A winter horseback ride makes a chuckwagon breakfast even yummier.
A winter horseback ride makes a chuckwagon breakfast even yummier.

Tanque Verde Ranch’s history of bandits and cattlemen, mixed with Apache warriors, Spanish explorers and gold prospectors, makes for interesting legends, but that’s not why I originally picked the ranch for a winter vacation.

I had just spent weeks in the chilly air outside of crowded Washington, D.C., when a girlfriend and I devised the perfect winter remedy—escape to the Southwest to an Arizona guest ranch. I’d been to ranches almost everywhere else, and I wanted to see what a ranch in the rugged desert terrain of Tucson had to offer by the way of horses and history, so we saddled up at Tanque Verde Ranch.

An old-time cattle ranch, Tanque Verde rests on more than 60,000 acres beside Saguaro National Park and Coronado National Forest, granting lots of room to ride.

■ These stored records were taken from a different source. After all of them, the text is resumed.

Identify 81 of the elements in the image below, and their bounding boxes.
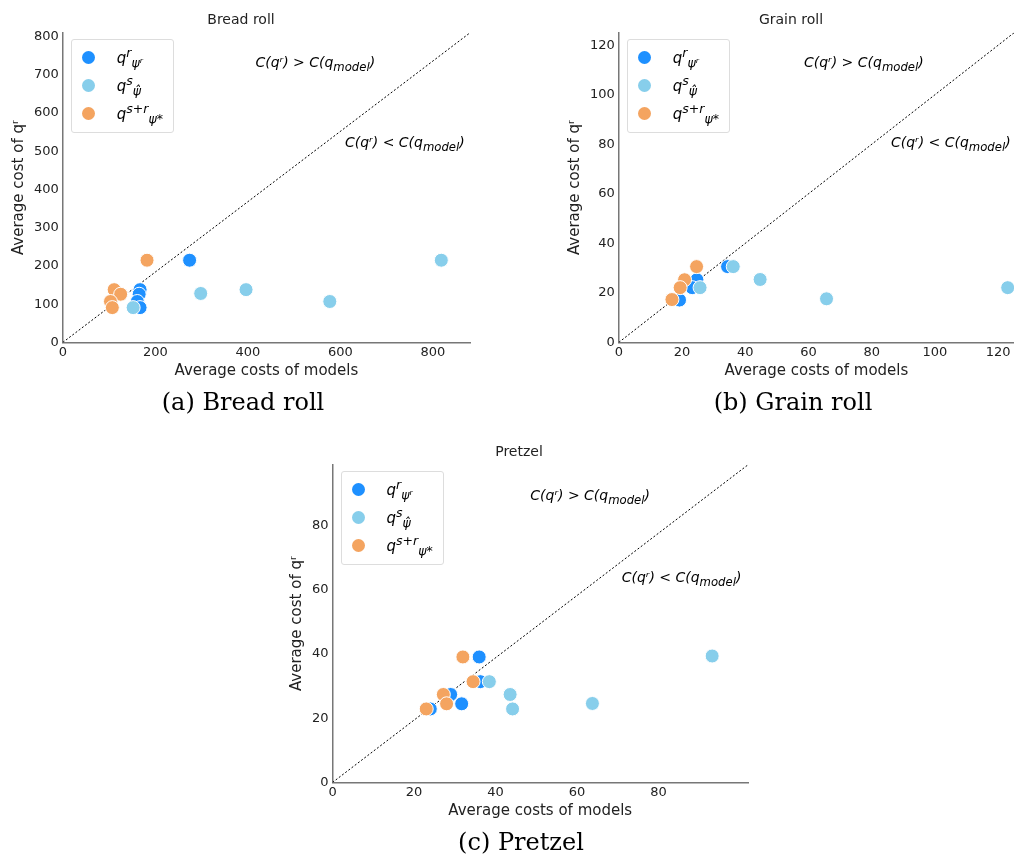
point bbox=[471, 649, 487, 665]
annotation: C(qʳ) < C(q$_{model}$) bbox=[621, 569, 742, 590]
text: (c) Pretzel bbox=[457, 828, 585, 856]
y-tick-label: 400 bbox=[33, 180, 59, 196]
annotation: C(qʳ) > C(q$_{model}$) bbox=[255, 53, 376, 74]
point bbox=[692, 280, 708, 296]
x-tick-label: 20 bbox=[405, 783, 423, 799]
y-tick-label: 300 bbox=[33, 219, 59, 235]
point bbox=[502, 687, 518, 702]
point bbox=[752, 271, 768, 287]
point bbox=[689, 259, 705, 275]
x-tick-label: 40 bbox=[487, 783, 504, 799]
y-tick-label: 0 bbox=[606, 333, 615, 349]
point bbox=[455, 649, 471, 665]
x-axis-title: Average costs of models bbox=[448, 800, 633, 819]
y-tick-label: 500 bbox=[33, 142, 59, 158]
x-tick-label: 800 bbox=[420, 343, 446, 359]
x-tick-label: 80 bbox=[863, 343, 881, 359]
y-tick-label: 200 bbox=[33, 257, 59, 273]
annotation: C(qʳ) > C(q$_{model}$) bbox=[803, 53, 924, 74]
point bbox=[664, 292, 680, 308]
x-axis-title: Average costs of models bbox=[174, 360, 359, 379]
y-tick-label: 0 bbox=[50, 333, 59, 349]
point bbox=[481, 674, 497, 690]
x-tick-label: 100 bbox=[922, 343, 948, 359]
x-tick-label: 40 bbox=[737, 343, 754, 359]
y-axis-title: Average cost of qʳ bbox=[8, 120, 27, 256]
x-tick-label: 120 bbox=[985, 343, 1011, 359]
y-tick-label: 700 bbox=[33, 66, 59, 82]
text: (b) Grain roll bbox=[712, 388, 874, 416]
x-tick-label: 80 bbox=[650, 783, 667, 799]
y-tick-label: 100 bbox=[589, 86, 615, 102]
x-tick-label: 20 bbox=[673, 343, 691, 359]
y-tick-label: 800 bbox=[33, 28, 59, 43]
y-tick-label: 40 bbox=[312, 645, 329, 661]
annotation: C(qʳ) > C(q$_{model}$) bbox=[530, 486, 650, 507]
point bbox=[125, 300, 141, 316]
point bbox=[238, 282, 254, 298]
point bbox=[322, 294, 338, 309]
y-tick-label: 60 bbox=[598, 185, 615, 201]
point bbox=[113, 286, 129, 302]
point bbox=[454, 696, 470, 712]
point bbox=[193, 285, 209, 301]
point bbox=[139, 252, 155, 268]
annotation: C(qʳ) < C(q$_{model}$) bbox=[890, 134, 1011, 155]
y-axis-title: Average cost of qʳ bbox=[564, 120, 583, 256]
text: (a) Bread roll bbox=[160, 388, 326, 416]
y-tick-label: 600 bbox=[33, 104, 59, 120]
y-axis-title: Average cost of qʳ bbox=[286, 556, 305, 692]
x-tick-label: 600 bbox=[328, 343, 353, 359]
chart-title: Grain roll bbox=[758, 11, 824, 28]
y-tick-label: 40 bbox=[598, 234, 615, 250]
y-tick-label: 80 bbox=[598, 135, 615, 151]
y-tick-label: 80 bbox=[312, 517, 329, 533]
chart-title: Bread roll bbox=[207, 11, 275, 28]
point bbox=[505, 701, 521, 717]
y-tick-label: 60 bbox=[312, 581, 329, 597]
y-tick-label: 20 bbox=[598, 284, 615, 300]
point bbox=[465, 674, 481, 690]
chart-title: Pretzel bbox=[495, 443, 543, 460]
point bbox=[584, 695, 600, 711]
y-tick-label: 120 bbox=[589, 36, 615, 52]
point bbox=[672, 280, 688, 296]
point bbox=[433, 252, 449, 268]
y-tick-label: 0 bbox=[320, 773, 329, 789]
point bbox=[725, 259, 741, 275]
x-tick-label: 400 bbox=[235, 343, 261, 359]
point bbox=[439, 696, 455, 712]
point bbox=[418, 701, 434, 717]
x-tick-label: 60 bbox=[568, 783, 586, 799]
point bbox=[104, 300, 120, 316]
y-tick-label: 20 bbox=[312, 709, 329, 725]
y-tick-label: 100 bbox=[33, 295, 59, 311]
x-tick-label: 60 bbox=[800, 343, 817, 359]
point bbox=[819, 291, 835, 307]
x-tick-label: 200 bbox=[142, 343, 168, 359]
point bbox=[1000, 280, 1014, 296]
annotation: C(qʳ) < C(q$_{model}$) bbox=[344, 134, 465, 155]
point bbox=[704, 648, 720, 664]
point bbox=[182, 252, 198, 268]
x-axis-title: Average costs of models bbox=[724, 360, 909, 379]
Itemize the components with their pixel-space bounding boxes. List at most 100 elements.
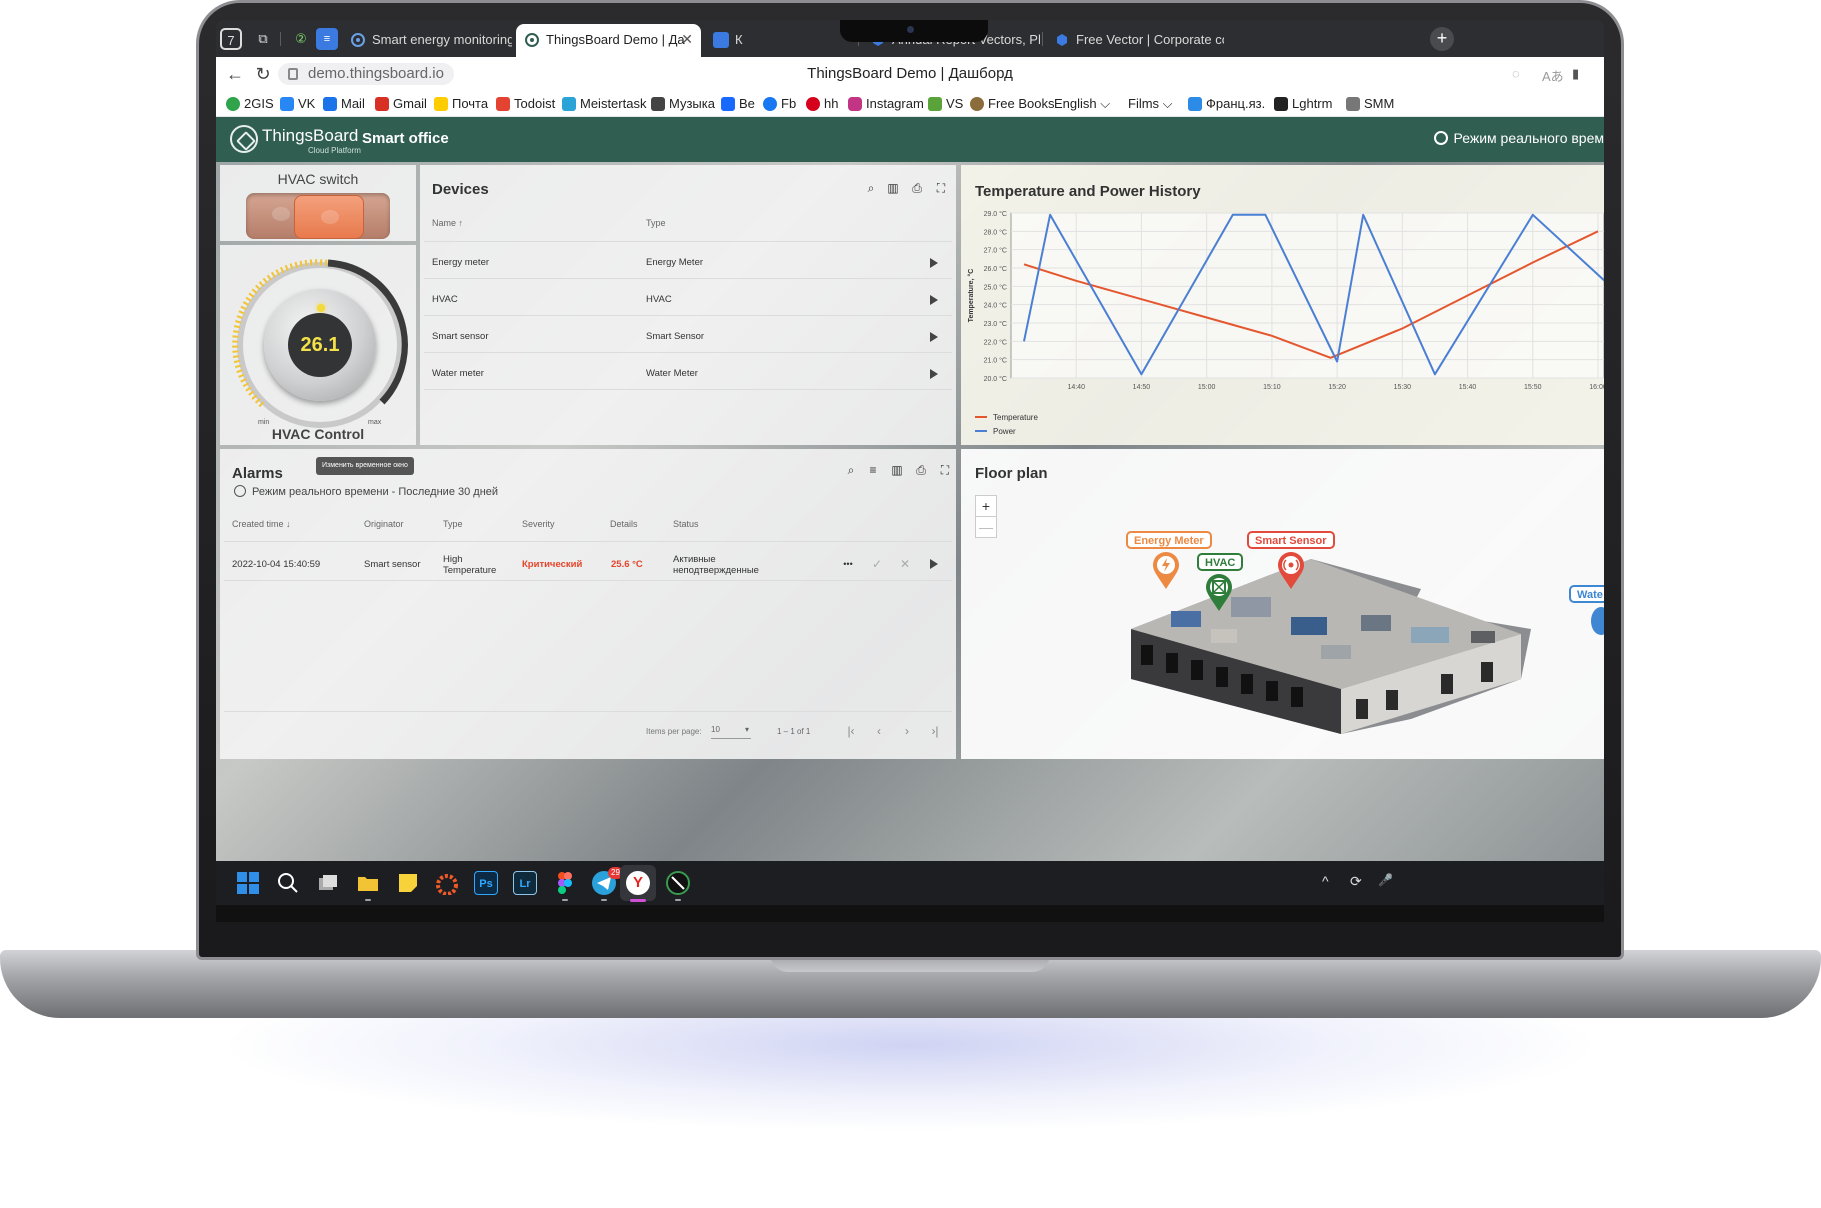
tab-k[interactable]: К	[705, 24, 855, 57]
tray-chevron-icon[interactable]: ^	[1322, 873, 1329, 889]
realtime-button[interactable]: Режим реального врем	[1433, 130, 1604, 146]
bookmark-folder-english[interactable]: English ⌵	[1054, 95, 1110, 113]
building-3d-model[interactable]	[1111, 519, 1604, 759]
columns-icon[interactable]: ▥	[887, 181, 899, 195]
new-workspace-icon[interactable]: ⧉	[258, 31, 268, 46]
figma-icon[interactable]	[553, 871, 577, 895]
bookmark-free-books[interactable]: Free Books	[970, 95, 1054, 113]
thingsboard-logo-icon[interactable]	[230, 125, 258, 153]
bookmark-todoist[interactable]: Todoist	[496, 95, 555, 113]
bookmark-meistertask[interactable]: Meistertask	[562, 95, 646, 113]
bookmark-vk[interactable]: VK	[280, 95, 315, 113]
bookmark-gmail[interactable]: Gmail	[375, 95, 427, 113]
bookmark-hh[interactable]: hh	[806, 95, 838, 113]
energy-meter-marker-label[interactable]: Energy Meter	[1126, 531, 1212, 549]
water-meter-marker-label[interactable]: Wate	[1569, 585, 1604, 603]
hvac-toggle-knob[interactable]	[294, 195, 364, 239]
column-details-header[interactable]: Details	[610, 519, 638, 529]
bookmark-smm[interactable]: SMM	[1346, 95, 1394, 113]
open-device-arrow-icon[interactable]	[930, 332, 938, 342]
line-chart[interactable]: 29.0 °C 28.0 °C 27.0 °C 26.0 °C 25.0 °C 24.0 …	[961, 165, 1604, 445]
task-view-icon[interactable]	[316, 871, 340, 895]
column-originator-header[interactable]: Originator	[364, 519, 404, 529]
column-created-time-header[interactable]: Created time ↓	[232, 519, 291, 529]
photoshop-icon[interactable]: Ps	[474, 871, 498, 895]
energy-meter-pin-icon[interactable]	[1151, 551, 1181, 591]
export-icon[interactable]: ⎙	[916, 463, 926, 477]
open-alarm-arrow-icon[interactable]	[930, 559, 938, 569]
sticky-notes-icon[interactable]	[396, 871, 420, 895]
bookmark-folder-films[interactable]: Films ⌵	[1128, 95, 1173, 113]
url-field[interactable]: demo.thingsboard.io	[278, 63, 454, 85]
water-meter-pin-icon[interactable]	[1591, 607, 1604, 635]
zoom-in-button[interactable]: +	[975, 495, 997, 517]
tab-free-vector[interactable]: Free Vector | Corporate cor	[1046, 24, 1224, 57]
device-name[interactable]: Energy meter	[432, 257, 490, 268]
column-name-header[interactable]: Name ↑	[432, 218, 464, 228]
export-icon[interactable]: ⎙	[912, 181, 922, 195]
smart-sensor-marker-label[interactable]: Smart Sensor	[1247, 531, 1335, 549]
tab-thingsboard-demo[interactable]: ThingsBoard Demo | Да ✕	[516, 24, 701, 57]
bookmark-behance[interactable]: Be	[721, 95, 755, 113]
timewindow-selector[interactable]: Режим реального времени - Последние 30 д…	[234, 485, 498, 498]
device-name[interactable]: HVAC	[432, 294, 458, 305]
bookmark-music[interactable]: Музыка	[651, 95, 715, 113]
acknowledge-icon[interactable]: ✓	[871, 557, 883, 571]
next-page-icon[interactable]: ›	[905, 724, 909, 738]
column-type-header[interactable]: Type	[646, 218, 666, 228]
yandex-browser-icon[interactable]: Y	[626, 871, 650, 895]
sync-icon[interactable]: ⟳	[1350, 873, 1362, 889]
bookmark-vs[interactable]: VS	[928, 95, 963, 113]
back-arrow-icon[interactable]: ←	[226, 64, 244, 84]
open-device-arrow-icon[interactable]	[930, 295, 938, 305]
bookmark-instagram[interactable]: Instagram	[848, 95, 924, 113]
hvac-knob-dial[interactable]	[232, 257, 408, 433]
open-device-arrow-icon[interactable]	[930, 258, 938, 268]
chat-icon[interactable]: ◌	[1512, 66, 1520, 81]
column-status-header[interactable]: Status	[673, 519, 699, 529]
bookmark-mail[interactable]: Mail	[323, 95, 365, 113]
bookmark-2gis[interactable]: 2GIS	[226, 95, 274, 113]
smart-sensor-pin-icon[interactable]	[1276, 551, 1306, 591]
device-name[interactable]: Smart sensor	[432, 331, 489, 342]
lightroom-icon[interactable]: Lr	[513, 871, 537, 895]
close-tab-icon[interactable]: ✕	[681, 31, 693, 47]
device-name[interactable]: Water meter	[432, 368, 484, 379]
column-type-header[interactable]: Type	[443, 519, 463, 529]
columns-icon[interactable]: ▥	[891, 463, 903, 477]
microphone-icon[interactable]: 🎤	[1378, 873, 1393, 887]
search-icon[interactable]	[276, 871, 300, 895]
home-workspace-icon[interactable]: 7	[220, 28, 242, 50]
new-tab-button[interactable]: +	[1430, 27, 1454, 51]
search-icon[interactable]: ⌕	[847, 463, 855, 477]
more-actions-icon[interactable]: •••	[843, 559, 853, 569]
items-per-page-select[interactable]: 10 ▾	[711, 725, 751, 739]
hvac-marker-label[interactable]: HVAC	[1197, 553, 1244, 571]
bookmark-facebook[interactable]: Fb	[763, 95, 796, 113]
fullscreen-icon[interactable]: ⛶	[940, 463, 950, 477]
tab-smart-energy[interactable]: Smart energy monitoring, c	[342, 24, 512, 57]
file-explorer-icon[interactable]	[356, 871, 380, 895]
column-severity-header[interactable]: Severity	[522, 519, 555, 529]
open-device-arrow-icon[interactable]	[930, 369, 938, 379]
fullscreen-icon[interactable]: ⛶	[936, 181, 946, 195]
hvac-pin-icon[interactable]	[1204, 573, 1234, 613]
docs-pinned-tab-icon[interactable]: ≡	[316, 28, 338, 50]
clear-alarm-icon[interactable]: ✕	[899, 557, 911, 571]
bookmark-lghtrm[interactable]: Lghtrm	[1274, 95, 1332, 113]
fan-app-icon[interactable]	[435, 871, 459, 896]
previous-page-icon[interactable]: ‹	[877, 724, 881, 738]
start-icon[interactable]	[236, 871, 260, 895]
whatsapp-pinned-tab-icon[interactable]: ②	[295, 31, 307, 46]
reload-icon[interactable]: ↻	[255, 64, 271, 84]
first-page-icon[interactable]: |‹	[847, 724, 855, 738]
green-app-icon[interactable]	[666, 871, 690, 895]
search-icon[interactable]: ⌕	[867, 181, 875, 195]
bookmark-french[interactable]: Франц.яз.	[1188, 95, 1265, 113]
last-page-icon[interactable]: ›|	[931, 724, 939, 738]
bookmark-pochta[interactable]: Почта	[434, 95, 488, 113]
zoom-out-button[interactable]: —	[975, 516, 997, 538]
filter-icon[interactable]: ≡	[869, 463, 877, 477]
translate-icon[interactable]: Aあ	[1542, 69, 1564, 84]
bookmark-icon[interactable]: ▮	[1572, 66, 1580, 81]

The vibrant, salmon, adobe-styled ranch buildings brought a smile on my face when we arrived. I looked over to see un-blanketed horses basking in the sunny corral, and I knew I had made a good decision to head to Arizona. Tanque Verde is like an oasis amid the harsh terrain of the Sonoran Desert, with birds singing over the green grass, wildflowers and the various cacti.

People have seen the area as a lush respite from the surrounding desert for quite some time. Tanque Verde means “green tank.” Water on the property drew cavalrymen from the 1873 outpost Fort Lowell so they could water their horses. Most men probably watched their backs as they let their steeds rest for a drink. The men had to constantly be on guard as they protected area settlers and their cattle from Apache raids. Before them, the Pima Indians sought water here.

For our early morning ride, I wore layers under my jacket and a cowboy hat to take on the chilly air. Our ride was leisurely and scenic, and took about an hour to reach the Old Homestead—just long enough to get me hungry. I watched my legs as my horse wound me through a labyrinth of prickly pear, cholla and giant saguaro. My quarter horse Powder was a bit of a slow mover but sturdy on the rocky trails. It’s better to be careful than not around those large cacti! We traversed a few steeper inclines as we trekked on desert trails frequented by deer, antelope, jackrabbits, javelinas and coyotes.

A ranch has been on the grounds where Tanque Verde still rests since 1868, when Don Emilio Carrillo built his Buena Vista Ranch. He would later change the name to La Cebadilla, after the wild barley growing along the ranch’s creek. Carrillo had been living in the Tucson area since the age of 12, and, with some hard work, he built his ranch into a successful cattle operation.

In 1904, bandits seeking to cash in on some of Carrillo’s wealth ransacked the ranch in search of gold that they believed was buried on the property. The robbers hanged Carrillo by the neck from the rafters and tortured him—almost to death. Carrillo lasted another few years before passing away from complications from the attack. Today, you can hang out by those deadly rafters in the ranch’s present-day card room.

Cattleman Jim Converse later took over the ranch and called it Tanque Verde, thinking the name would attract more visitors. At a time when many people were starting to charge guests to visit the original dude ranches, Converse too got into the game. He ran the place as a cattle ranch, with guests on the side, before he had some trouble with the law. Legend has it that Converse was joking around and trying to shoot an apple that was precariously positioned on top of a man’s head. Converse missed and ended up in jail.

The ranch was auctioned off in 1957 to the present owners, the Cote Family. The Cotes owned a kid’s summer camp in Minnesota and started the ranch so their summer employees had a place to work in the winter.

Under the good guidance of those employees, I felt worlds away from Tucson, even though I was only 15 miles east of it, as we rode up to the breakfast spot at the homestead. Converse supposedly built the stone building for him and his new wife to live in, but she didn’t like the location, so he was forced to build another. A few other original buildings remain, which Tanque Verde’s owners work to preserve as symbols of the ranch’s colorful past.

Out of a chuckwagon, I served myself a plate of blueberry pancakes, eggs and sausage, and a cup of hot cider. It all tasted good in the chilly morning air as I looked over the vast desert’s rolling hills, but I enjoyed breakfast even more because we had reached it on horseback.